Political reality slapped the government opposition who championed a separate UN recognition rally, after previously stating support for a one China policy. Politics is hard at work. The people of Taiwan support a seat at the UN in vast numbers and the rival Chinese Nationalist Party (KPT) was caught flatfooted on a rise, nay, wave of popular independence sentiment. President Chen Shui-bian of the Democratic Progressive Party (DPP) was on political life support, until he made a bold move for the United Nations recognition and ongoing appeals for independence.
China is not at all happy that Taiwan is vocal and viral in marketing their demands for independence. This is all before their 2008 Olympic Games in Beijing and the family food fight is playing out on the international stage with many of their colorful protest signs purposefully written in English.
What a pickle the United States is in. US diplomats want Taiwan to pipe down so the Taiwanese president ratcheted up his criticism of the US. Taiwan is still smarting over China's ability to keep Taiwan out of the World Health Organization (WHO). They made a point of bringing up the tragic example of a contagious TB patient allowed to travel to Nanjing, when the medical experts tried to alert, they were 'unrecognized'. China had to sit in New York while the Taiwan president made his pitch to the UN with China bloviating as to why it is not all possible as the protesters took to the street in the hundreds of thousands. All that was missing in this was the popcorn. Sadly, this is going to continue to escalate and the USA's moral standing to craft dispute resolutions has a jumbo hole in reputation and superpower authority that is not fixable until January 2009.
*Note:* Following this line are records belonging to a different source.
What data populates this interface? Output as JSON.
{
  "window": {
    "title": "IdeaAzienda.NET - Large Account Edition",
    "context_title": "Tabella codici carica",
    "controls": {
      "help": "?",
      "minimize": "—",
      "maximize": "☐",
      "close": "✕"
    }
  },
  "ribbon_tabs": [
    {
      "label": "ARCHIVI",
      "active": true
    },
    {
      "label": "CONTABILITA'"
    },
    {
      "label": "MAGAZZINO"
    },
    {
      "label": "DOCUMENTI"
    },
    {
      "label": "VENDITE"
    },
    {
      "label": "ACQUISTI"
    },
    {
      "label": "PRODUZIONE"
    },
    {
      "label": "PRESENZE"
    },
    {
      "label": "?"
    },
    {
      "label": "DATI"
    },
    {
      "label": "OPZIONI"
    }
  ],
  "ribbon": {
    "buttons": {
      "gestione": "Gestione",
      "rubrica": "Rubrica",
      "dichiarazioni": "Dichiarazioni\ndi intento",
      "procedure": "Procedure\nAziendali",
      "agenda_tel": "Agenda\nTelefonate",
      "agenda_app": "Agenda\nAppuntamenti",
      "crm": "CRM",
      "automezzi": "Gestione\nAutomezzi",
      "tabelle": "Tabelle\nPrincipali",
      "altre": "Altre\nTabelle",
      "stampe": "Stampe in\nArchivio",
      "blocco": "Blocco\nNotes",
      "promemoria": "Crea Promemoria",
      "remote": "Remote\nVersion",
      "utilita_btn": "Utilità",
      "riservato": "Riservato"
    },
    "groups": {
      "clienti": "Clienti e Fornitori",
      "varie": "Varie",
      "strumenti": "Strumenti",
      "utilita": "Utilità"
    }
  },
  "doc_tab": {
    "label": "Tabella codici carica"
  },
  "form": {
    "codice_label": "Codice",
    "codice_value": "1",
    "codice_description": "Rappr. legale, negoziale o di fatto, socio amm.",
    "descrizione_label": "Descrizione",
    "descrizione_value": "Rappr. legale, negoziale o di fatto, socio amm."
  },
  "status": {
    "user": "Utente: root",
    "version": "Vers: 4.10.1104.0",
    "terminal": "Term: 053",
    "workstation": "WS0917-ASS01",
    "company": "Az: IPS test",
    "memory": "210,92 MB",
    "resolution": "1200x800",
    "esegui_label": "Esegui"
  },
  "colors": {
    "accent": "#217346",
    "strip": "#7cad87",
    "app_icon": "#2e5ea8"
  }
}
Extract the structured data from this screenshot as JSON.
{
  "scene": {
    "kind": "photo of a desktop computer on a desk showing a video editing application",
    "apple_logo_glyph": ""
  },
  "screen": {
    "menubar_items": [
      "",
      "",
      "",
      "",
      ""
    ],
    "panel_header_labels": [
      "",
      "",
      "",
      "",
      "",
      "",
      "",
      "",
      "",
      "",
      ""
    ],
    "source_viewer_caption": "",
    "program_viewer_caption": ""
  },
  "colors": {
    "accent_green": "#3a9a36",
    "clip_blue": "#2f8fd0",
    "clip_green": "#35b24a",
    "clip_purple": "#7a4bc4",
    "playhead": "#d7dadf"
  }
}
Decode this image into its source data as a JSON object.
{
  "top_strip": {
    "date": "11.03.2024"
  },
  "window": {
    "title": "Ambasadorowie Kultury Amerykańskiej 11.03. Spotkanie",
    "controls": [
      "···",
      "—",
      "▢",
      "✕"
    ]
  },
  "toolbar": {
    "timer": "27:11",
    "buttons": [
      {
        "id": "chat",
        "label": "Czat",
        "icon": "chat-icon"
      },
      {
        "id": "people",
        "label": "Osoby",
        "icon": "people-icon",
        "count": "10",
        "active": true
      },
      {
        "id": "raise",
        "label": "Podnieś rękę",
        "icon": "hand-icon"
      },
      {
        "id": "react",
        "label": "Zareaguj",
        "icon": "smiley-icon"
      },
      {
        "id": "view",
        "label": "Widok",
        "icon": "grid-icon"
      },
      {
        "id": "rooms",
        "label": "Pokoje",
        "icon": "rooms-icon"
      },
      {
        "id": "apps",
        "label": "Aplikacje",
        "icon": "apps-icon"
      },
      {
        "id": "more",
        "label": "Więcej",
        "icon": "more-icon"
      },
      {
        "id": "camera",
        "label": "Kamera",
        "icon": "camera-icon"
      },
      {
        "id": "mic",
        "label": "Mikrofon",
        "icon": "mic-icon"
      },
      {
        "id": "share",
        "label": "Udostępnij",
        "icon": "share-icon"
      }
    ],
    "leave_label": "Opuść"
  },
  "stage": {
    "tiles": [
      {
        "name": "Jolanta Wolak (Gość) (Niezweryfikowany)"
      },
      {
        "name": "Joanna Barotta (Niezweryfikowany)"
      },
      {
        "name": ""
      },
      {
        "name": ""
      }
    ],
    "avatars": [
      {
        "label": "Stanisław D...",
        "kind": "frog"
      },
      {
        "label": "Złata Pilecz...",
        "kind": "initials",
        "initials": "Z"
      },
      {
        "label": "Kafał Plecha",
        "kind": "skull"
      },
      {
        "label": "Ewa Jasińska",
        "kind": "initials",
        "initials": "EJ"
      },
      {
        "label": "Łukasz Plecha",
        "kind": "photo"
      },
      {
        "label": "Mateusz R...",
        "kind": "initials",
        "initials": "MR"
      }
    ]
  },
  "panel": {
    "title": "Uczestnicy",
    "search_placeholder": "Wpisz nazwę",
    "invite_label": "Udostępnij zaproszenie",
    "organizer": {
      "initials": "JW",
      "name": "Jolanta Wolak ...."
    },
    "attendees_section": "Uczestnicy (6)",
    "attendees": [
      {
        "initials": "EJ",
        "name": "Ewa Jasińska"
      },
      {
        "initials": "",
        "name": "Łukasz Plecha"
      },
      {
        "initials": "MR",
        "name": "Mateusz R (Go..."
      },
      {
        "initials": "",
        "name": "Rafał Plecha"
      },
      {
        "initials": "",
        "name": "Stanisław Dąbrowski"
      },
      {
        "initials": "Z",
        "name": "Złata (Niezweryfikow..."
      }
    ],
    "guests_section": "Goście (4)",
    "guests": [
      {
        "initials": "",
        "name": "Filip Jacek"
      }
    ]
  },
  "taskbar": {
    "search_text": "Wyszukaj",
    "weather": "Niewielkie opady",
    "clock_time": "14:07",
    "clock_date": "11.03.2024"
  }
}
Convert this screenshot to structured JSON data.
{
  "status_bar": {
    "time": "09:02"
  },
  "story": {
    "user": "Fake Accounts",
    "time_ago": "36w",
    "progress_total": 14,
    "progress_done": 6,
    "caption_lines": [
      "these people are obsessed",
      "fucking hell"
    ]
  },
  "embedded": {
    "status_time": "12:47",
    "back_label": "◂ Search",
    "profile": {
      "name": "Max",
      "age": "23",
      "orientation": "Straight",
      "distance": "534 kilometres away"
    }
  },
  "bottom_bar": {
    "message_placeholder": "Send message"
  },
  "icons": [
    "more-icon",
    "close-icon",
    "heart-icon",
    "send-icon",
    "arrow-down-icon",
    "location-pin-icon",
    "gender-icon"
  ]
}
Deputy Secretary of State John Negroponte said last month that a referendum would be a "step towards" a declaration of independence - something Beijing, which regards Taiwan as a renegade province, says it will not accept.,
Another senior State Department official warned this week that the referendum, slated to coincide with presidential elections next March, could be the source of "major tensions or even conflict" with China.
No one believes war is imminent, but the United States is making it clear it prefers Chen to lower the tone so that it is not dragged into a scrap between its democratic ally on the one hand, and an increasingly important trading and political entity on the other.
Undeterred, Chen has taken every opportunity recently to press the island's case for entering the world body - this time in its own right. The referendum will also officially refer to the island as Taiwan - thereby serving as a plebiscite for a de facto name change, something China also opposes.
To understand the history of the island nation of Taiwan, Jonathon Manthorpe wrote of the geography, epic struggles and the tenacious will to overcome obstacles that marks the Taiwanese people. His book is entitled, Forbidden Nation: A History of Taiwan. Denny Roy offers a paperback version of his Taiwan: A Political History.